My friends’ point of view was more on the order that the IRS was a vast network of mindless computers searching for the mistakes the accountants they had hired had made, probably necessitating the dreaded audit. They asked, in fact, did I trust my own accountant. They no longer had faith in theirs, not after their last audit, and wondered if we’d ever had one ourselves.
Hell, no, I said, I don’t trust our accountant!! Our accountant is me. He runs the numbers for our personal taxes and for my business, fills out mucho forms, everything from Self-employment tax, Schedules B, C, D and X, the 1040, Schedule 1 and a couple more I don’t remember —– oh right, our rental property, no longer rented.
My friends were gobsmacked we weren’t red-flagged. I kind of am too, tell you the truth. But … here’s the thing. Nearly every year the IRS informs us we’ve made an error on our tax forms. And except for once, maybe twice at most where they billed us a hundred or two hundred bucks, we get a fat check back for a thousand here, 4000 there, 7000 last year and this year 1600. They even pay us interest!

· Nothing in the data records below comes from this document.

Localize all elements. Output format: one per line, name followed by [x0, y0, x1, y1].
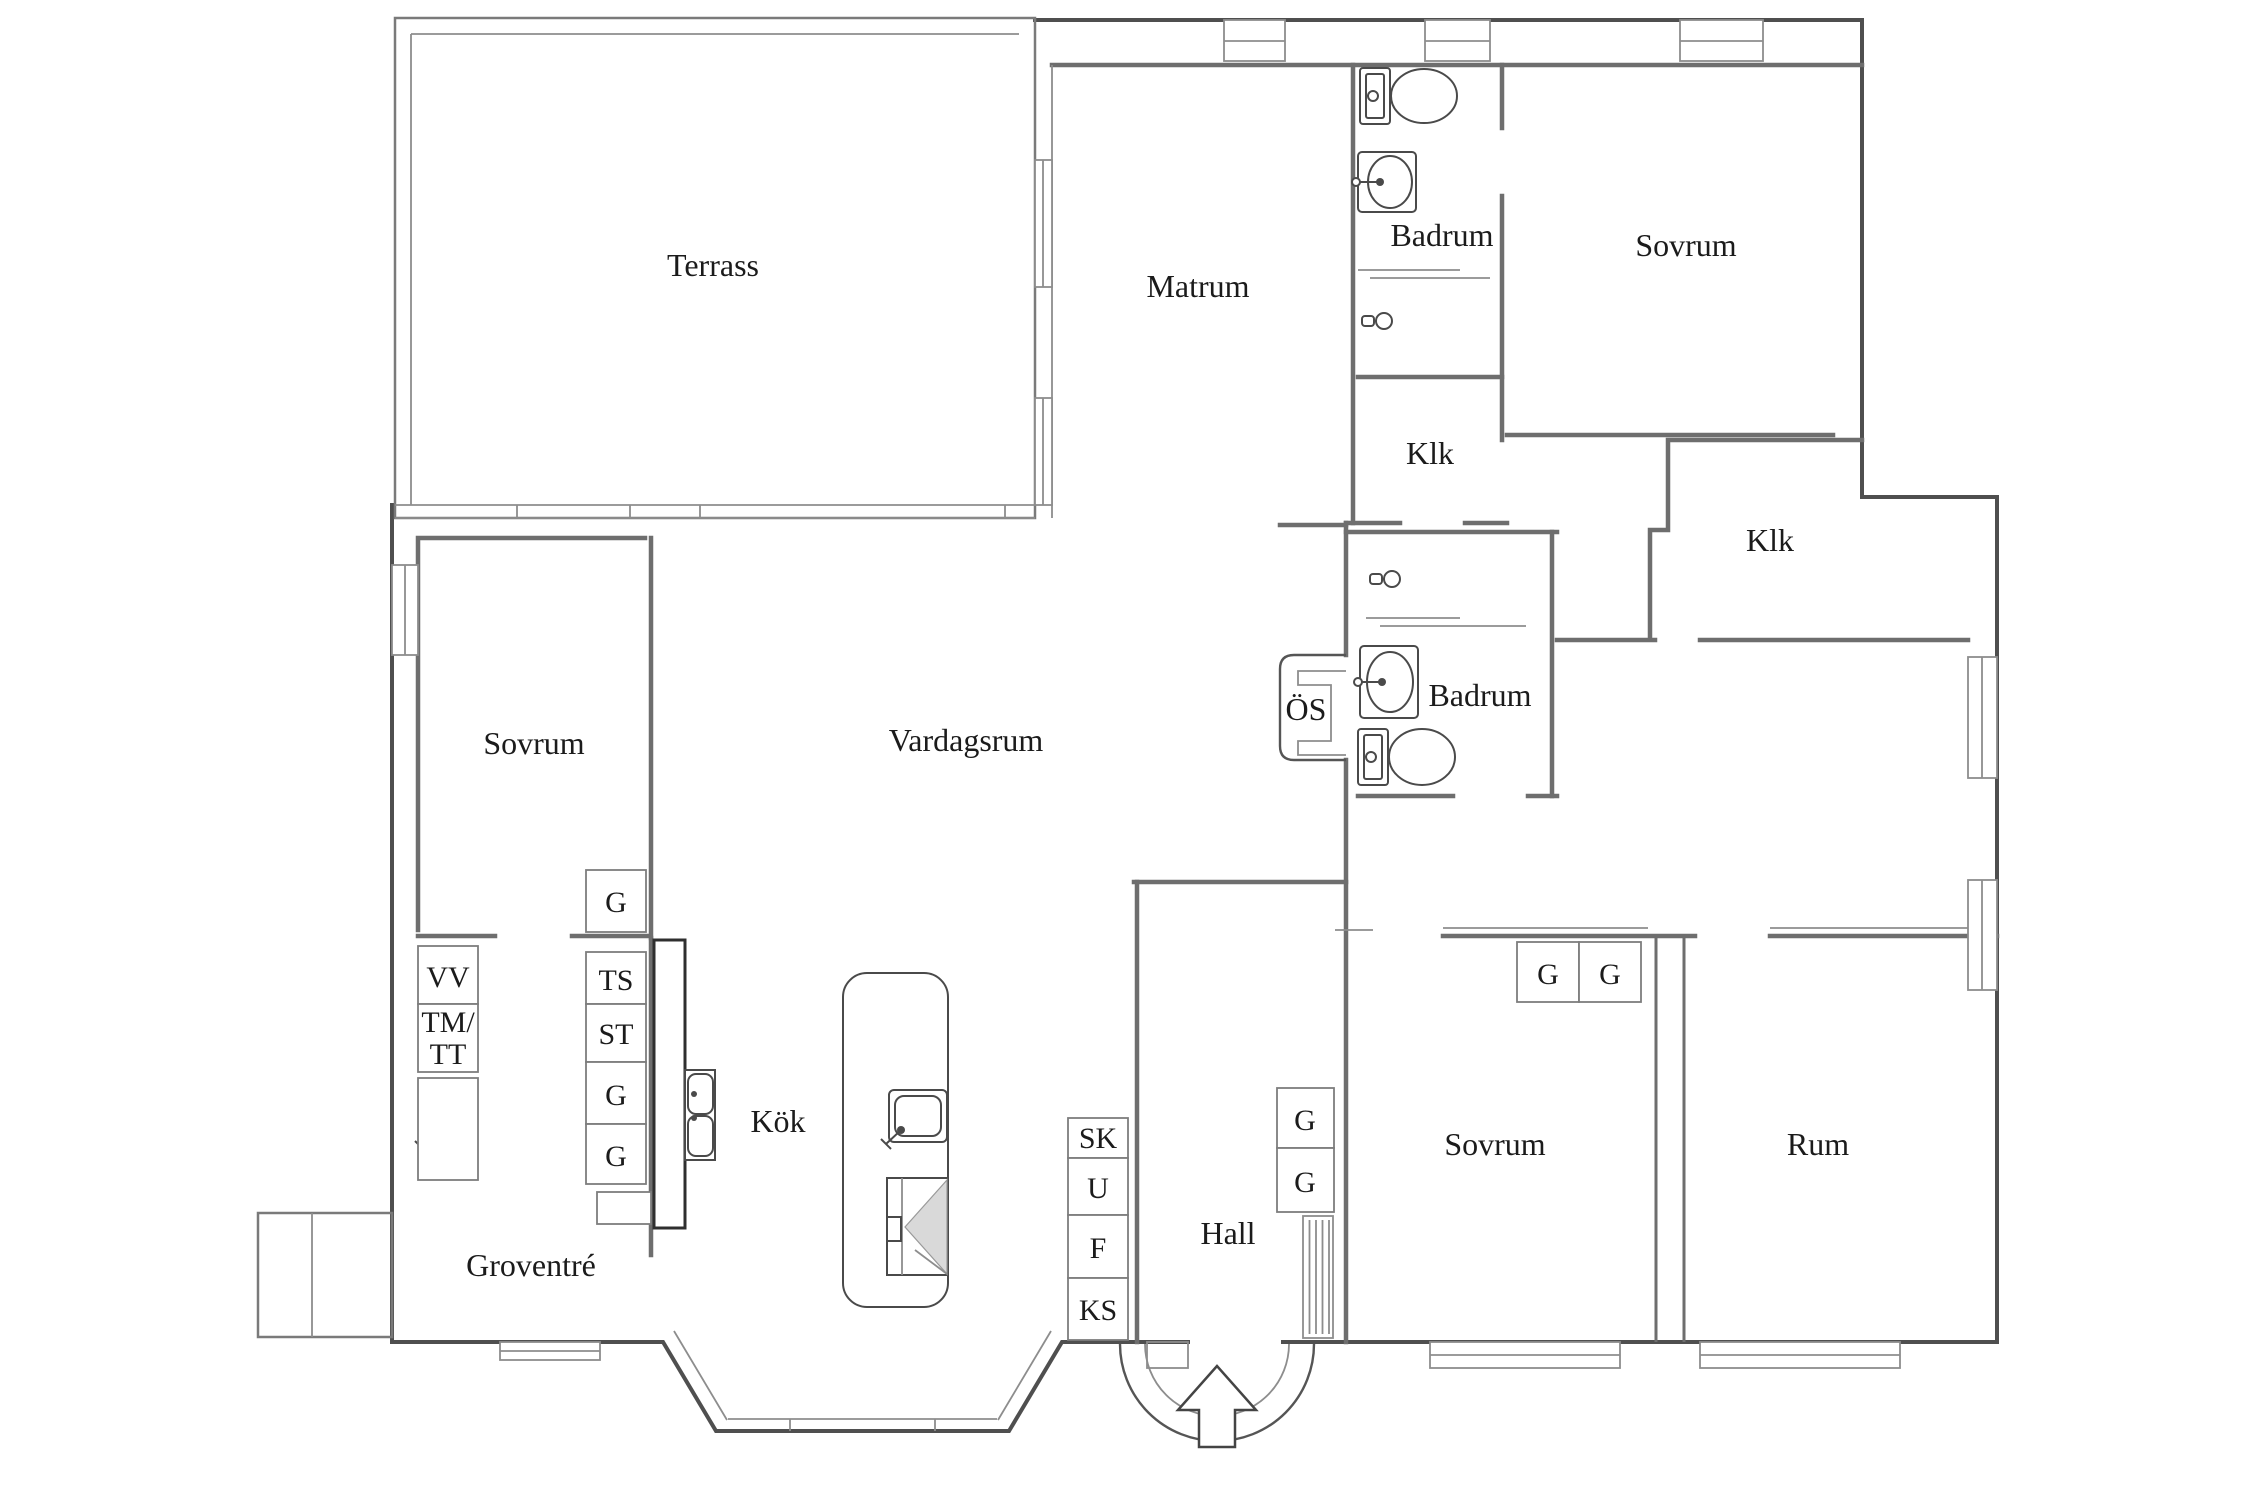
shelf-lines: [1358, 270, 1490, 278]
closet-box: [418, 1078, 478, 1180]
double-sink-icon: [685, 1070, 715, 1160]
closet-label-g: G: [1294, 1104, 1316, 1137]
room-label-klk-right: Klk: [1746, 522, 1794, 558]
closet-label-tm: TM/: [421, 1006, 475, 1039]
entrance: [1120, 1342, 1314, 1447]
floorplan-page: Terrass Matrum Badrum Sovrum Klk Klk Sov…: [0, 0, 2250, 1500]
room-label-sovrum-bottom: Sovrum: [1444, 1126, 1545, 1162]
room-label-os: ÖS: [1286, 691, 1327, 727]
closet-label-g: G: [1599, 958, 1621, 991]
room-label-badrum-mid: Badrum: [1428, 677, 1531, 713]
island-sink-icon: [881, 1090, 947, 1149]
closet-label-sk: SK: [1079, 1122, 1118, 1155]
room-label-kok: Kök: [750, 1103, 805, 1139]
entrance-arrow-icon: [1178, 1366, 1256, 1447]
badrum-top-fixtures: [1352, 68, 1490, 329]
shelf-lines: [1366, 618, 1526, 626]
storage-boxes: [418, 870, 1641, 1340]
closet-label-st: ST: [598, 1018, 633, 1051]
room-label-sovrum-left: Sovrum: [483, 725, 584, 761]
closet-box: [597, 1192, 651, 1224]
room-label-klk-top: Klk: [1406, 435, 1454, 471]
room-label-hall: Hall: [1200, 1215, 1255, 1251]
stoop-outline: [258, 1213, 392, 1337]
closet-label-ks: KS: [1079, 1294, 1117, 1327]
toilet-icon: [1358, 729, 1455, 785]
closet-label-g: G: [1294, 1166, 1316, 1199]
closet-label-ts: TS: [598, 964, 633, 997]
room-label-vardagsrum: Vardagsrum: [889, 722, 1044, 758]
kitchen-counter: [654, 940, 685, 1228]
floorplan-svg: Terrass Matrum Badrum Sovrum Klk Klk Sov…: [0, 0, 2250, 1500]
closet-label-g: G: [605, 1079, 627, 1112]
room-label-sovrum-top: Sovrum: [1635, 227, 1736, 263]
shower-head-icon: [1370, 571, 1400, 587]
room-label-badrum-top: Badrum: [1390, 217, 1493, 253]
closet-label-f: F: [1090, 1232, 1107, 1265]
toilet-icon: [1360, 68, 1457, 124]
room-label-rum: Rum: [1787, 1126, 1849, 1162]
room-label-terrass: Terrass: [667, 247, 759, 283]
sink-icon: [1352, 152, 1416, 212]
closet-label-tt: TT: [430, 1038, 467, 1071]
room-label-matrum: Matrum: [1146, 268, 1249, 304]
closet-label-u: U: [1087, 1172, 1109, 1205]
closet-label-g: G: [605, 1140, 627, 1173]
stove-icon: [887, 1178, 948, 1275]
room-label-groventre: Groventré: [466, 1247, 596, 1283]
closet-label-g: G: [1537, 958, 1559, 991]
radiator-icon: [1303, 1216, 1333, 1338]
shower-head-icon: [1362, 313, 1392, 329]
closet-label-g: G: [605, 886, 627, 919]
closet-label-vv: VV: [426, 961, 470, 994]
sink-icon: [1354, 646, 1418, 718]
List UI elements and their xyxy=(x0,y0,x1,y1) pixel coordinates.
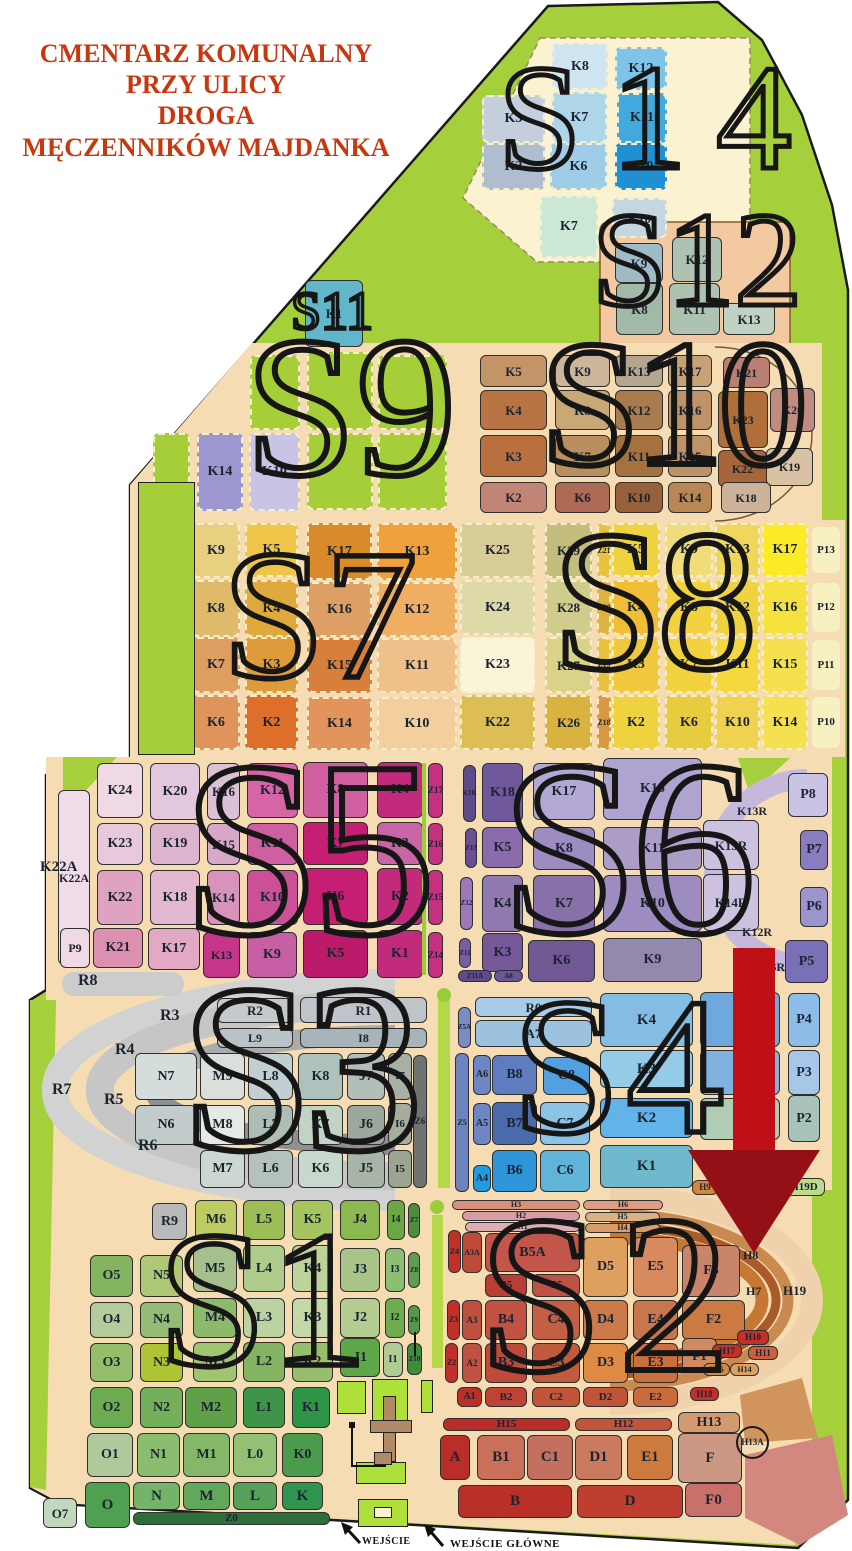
section-label-s4: S4 xyxy=(512,988,730,1148)
entrance-main-arrow-icon xyxy=(431,1532,443,1546)
section-label-s9: S9 xyxy=(245,326,456,490)
map-title-line3: DROGA xyxy=(0,100,412,131)
section-label-s3: S3 xyxy=(180,970,413,1167)
entrance-arrow-icon xyxy=(348,1530,360,1543)
section-label-s2: S2 xyxy=(478,1202,746,1387)
section-label-s7: S7 xyxy=(222,540,417,692)
map-title-line4: MĘCZENNIKÓW MAJDANKA xyxy=(0,132,412,163)
map-title-line1: CMENTARZ KOMUNALNY xyxy=(0,38,412,69)
section-label-s6: S6 xyxy=(500,746,748,951)
section-label-s5: S5 xyxy=(182,747,426,952)
section-label-s14: S14 xyxy=(498,57,821,180)
section-label-s12: S12 xyxy=(592,206,802,317)
entrance-main-label: WEJŚCIE GŁÓWNE xyxy=(450,1538,560,1550)
entrance-label: WEJŚCIE xyxy=(362,1536,411,1547)
cemetery-map: K8K12K3K7K11K2K6K10K7K10K9K12K8K11K13K1K… xyxy=(0,0,852,1551)
section-label-s1: S1 xyxy=(158,1221,372,1381)
section-label-s10: S10 xyxy=(540,330,802,478)
map-title: CMENTARZ KOMUNALNY PRZY ULICY DROGA MĘCZ… xyxy=(0,38,412,163)
section-label-s8: S8 xyxy=(552,520,751,684)
map-title-line2: PRZY ULICY xyxy=(0,69,412,100)
path-node xyxy=(349,1422,355,1428)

So my take is that these IRS employees are looking after us, they’re definitely on our side. They could have kept their algorithmic mouths shut and we’d never be the wiser. Instead, they restored my faith in Government. Although … I can’t say it did for my friends. Like I tell em: do your own taxes — they’ll take pity on the ignorant, the math-challenged and the poor. You’ll be way better off and … you’ll have a new friend.